In honor of my younger kids getting baptized, I wanted to make a special dessert, a new concoction I'd never tried before. Seeing Julie and Julia last weekend inspired me to work a little harder, to try something with more butter, requiring more skill, something more impressive.
Then I remembered the amazingly delicious cake my friend, Mary, brought to Bible study one night, a recipe she found on The Pioneer Woman blog, Strawberry Shortcake Cake.
Now before we go a step further you've GOT TO check out the official recipe. The Pioneer Woman gives step by step directions complete with pictures that beautifully document the process. You must, YOU MUST, take a look at her wonderful creation. It is a work of art. Do it. Do it now.
CLICK HERE TO SEE PIONEER WOMAN'S STRAWBERRY SHORTCAKE CAKE!
Do you see how exciting it would be to recreate this masterpiece? I accumulated my supplies and got to it. I followed the directions to the letter, even letting the sour cream sit until it reached room temperature. I wasn't taking any chances. The batter mixed up smooth and creamy and oh so pretty. I put it into the 8-inch cake pan as directed* and stuck it into the oven, dreaming of the oohs and aahs I'd get from our guests.

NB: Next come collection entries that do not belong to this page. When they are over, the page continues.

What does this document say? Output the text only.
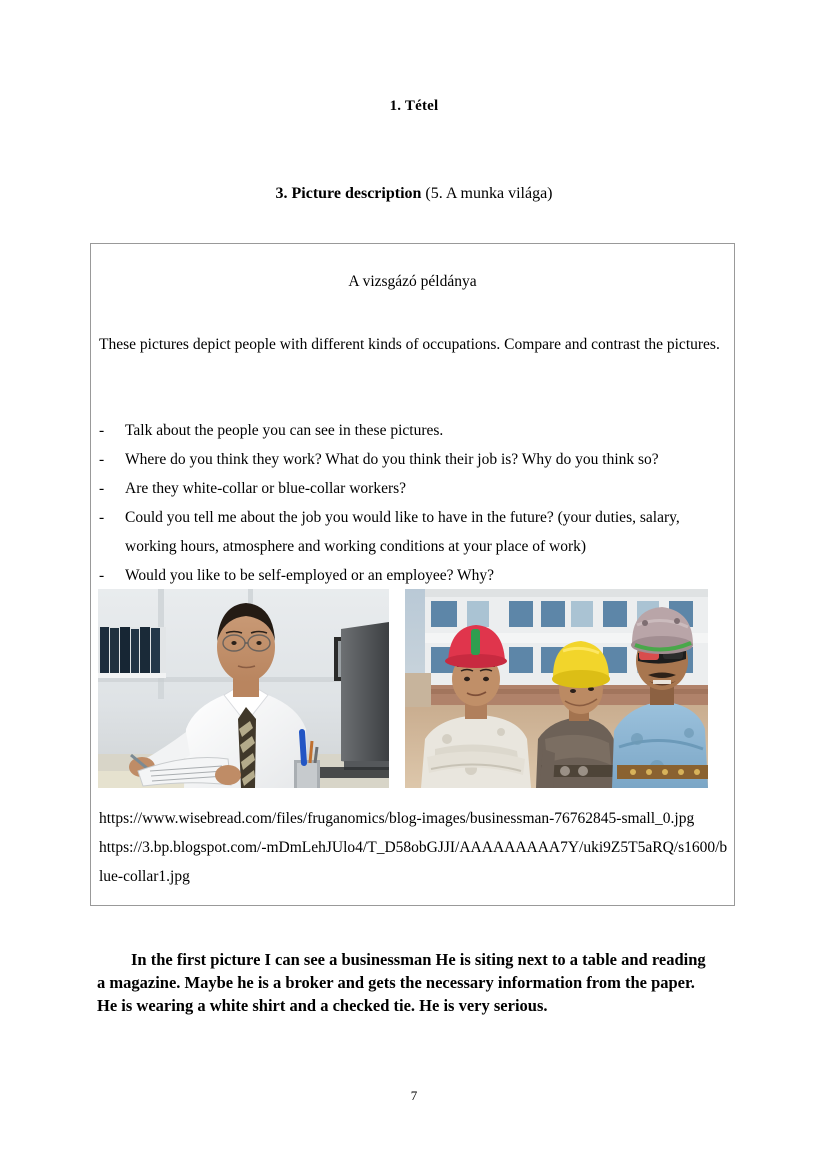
1. Tétel
3. Picture description (5. A munka világa)
A vizsgázó példánya
These pictures depict people with different kinds of occupations. Compare and contrast the pictures.
-	Talk about the people you can see in these pictures.
-	Where do you think they work? What do you think their job is? Why do you think so?
-	Are they white-collar or blue-collar workers?
-	Could you tell me about the job you would like to have in the future? (your duties, salary, working hours, atmosphere and working conditions at your place of work)
-	Would you like to be self-employed or an employee? Why?
https://www.wisebread.com/files/fruganomics/blog-images/businessman-76762845-small_0.jpg
https://3.bp.blogspot.com/-mDmLehJUlo4/T_D58obGJJI/AAAAAAAAA7Y/uki9Z5T5aRQ/s1600/blue-collar1.jpg
In the first picture I can see a businessman He is siting next to a table and reading a magazine. Maybe he is a broker and gets the necessary information from the paper. He is wearing a white shirt and a checked tie. He is very serious.
7
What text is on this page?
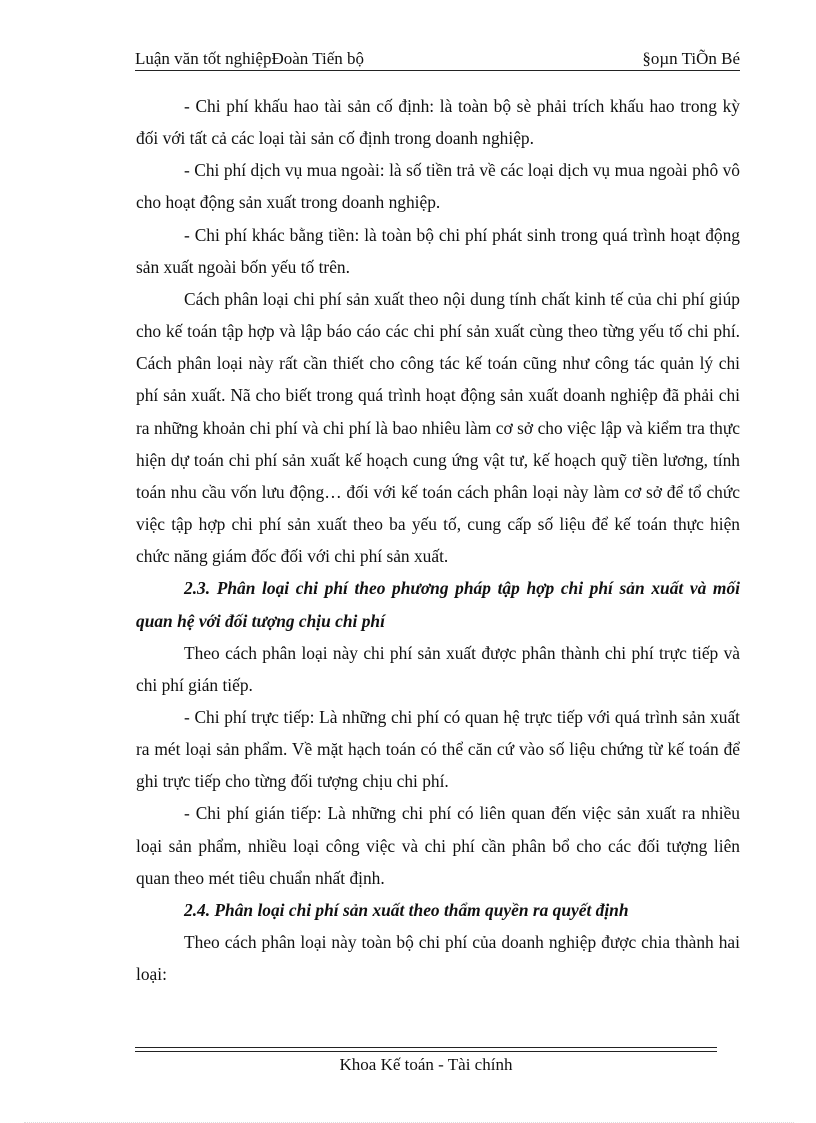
Luận văn tốt nghiệpĐoàn Tiến bộ	§oµn TiÕn Bé

- Chi phí khấu hao tài sản cố định: là toàn bộ sè phải trích khấu hao trong kỳ đối với tất cả các loại tài sản cố định trong doanh nghiệp.

- Chi phí dịch vụ mua ngoài: là số tiền trả về các loại dịch vụ mua ngoài phô vô cho hoạt động sản xuất trong doanh nghiệp.

- Chi phí khác bằng tiền: là toàn bộ chi phí phát sinh trong quá trình hoạt động sản xuất ngoài bốn yếu tố trên.

Cách phân loại chi phí sản xuất theo nội dung tính chất kinh tế của chi phí giúp cho kế toán tập hợp và lập báo cáo các chi phí sản xuất cùng theo từng yếu tố chi phí. Cách phân loại này rất cần thiết cho công tác kế toán cũng như công tác quản lý chi phí sản xuất. Nã cho biết trong quá trình hoạt động sản xuất doanh nghiệp đã phải chi ra những khoản chi phí và chi phí là bao nhiêu làm cơ sở cho việc lập và kiểm tra thực hiện dự toán chi phí sản xuất kế hoạch cung ứng vật tư, kế hoạch quỹ tiền lương, tính toán nhu cầu vốn lưu động… đối với kế toán cách phân loại này làm cơ sở để tổ chức việc tập hợp chi phí sản xuất theo ba yếu tố, cung cấp số liệu để kế toán thực hiện chức năng giám đốc đối với chi phí sản xuất.

2.3. Phân loại chi phí theo phương pháp tập hợp chi phí sản xuất và mối quan hệ với đối tượng chịu chi phí

Theo cách phân loại này chi phí sản xuất được phân thành chi phí trực tiếp và chi phí gián tiếp.

- Chi phí trực tiếp: Là những chi phí có quan hệ trực tiếp với quá trình sản xuất ra mét loại sản phẩm. Về mặt hạch toán có thể căn cứ vào số liệu chứng từ kế toán để ghi trực tiếp cho từng đối tượng chịu chi phí.

- Chi phí gián tiếp: Là những chi phí có liên quan đến việc sản xuất ra nhiều loại sản phẩm, nhiều loại công việc và chi phí cần phân bổ cho các đối tượng liên quan theo mét tiêu chuẩn nhất định.

2.4. Phân loại chi phí sản xuất theo thẩm quyền ra quyết định

Theo cách phân loại này toàn bộ chi phí của doanh nghiệp được chia thành hai loại:

Khoa Kế toán - Tài chính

But soon a funny smell came from my oven. I ignored it at first because, well, it isn't too uncommon for me to have a little something burning off the bottom of my oven, but the smoky smell continued. I opened the oven door to see this.
No worries. I could work with this, right? Isn't that what Julia would do? I stuck a cookie sheet under the overflowing pan to catch the drips and decided to cut off the excess when the cake was done to make a perfectly shaped circle. Only when the cake was done and taken out, it looked like this:
This was more of problem.
"You know what Julia would do," my husband said, through stifled giggles.
He adopted his best Julie Child voice, picked up a piece of cake I trimmed off and said, "If it doesn't turn out exactly right, it's okay, just smush a piece on top right here and no one will ever notice."
Well, there were no pieces big enough to make up for the crater in the top of the cake and it was too late to make another one, so I decided to improvise. My Strawberry Shortcake Cake was going to happen, people! I went ahead and mashed the strawberries per the directions, which is not a neat and tidy task. Notice the pretty dots of juice all over my counter.
I decided the best strategy was to construct the cake much like you would actual strawberry shortcake right before serving. I started with the less dented side to serve my guests, but the cake just wasn't level enough to hold the strawberries and became an oozy mess.
Doesn't it bring tears to your eyes?! By the time I got to my piece it looked more like a strawberry landslide.
But despite its utter ugliness, the dessert itself was very tasty, as evidenced by my goofy husband, who had way too much fun with the whole ordeal.
So I'm sorry Pioneer Woman and Julia Child. My attempt at masterful cooking was an epic fail. At least we got a good laugh out of it.
*I conveniently overlooked the instruction about making sure the pan had at least 2-inch sides. Whoops.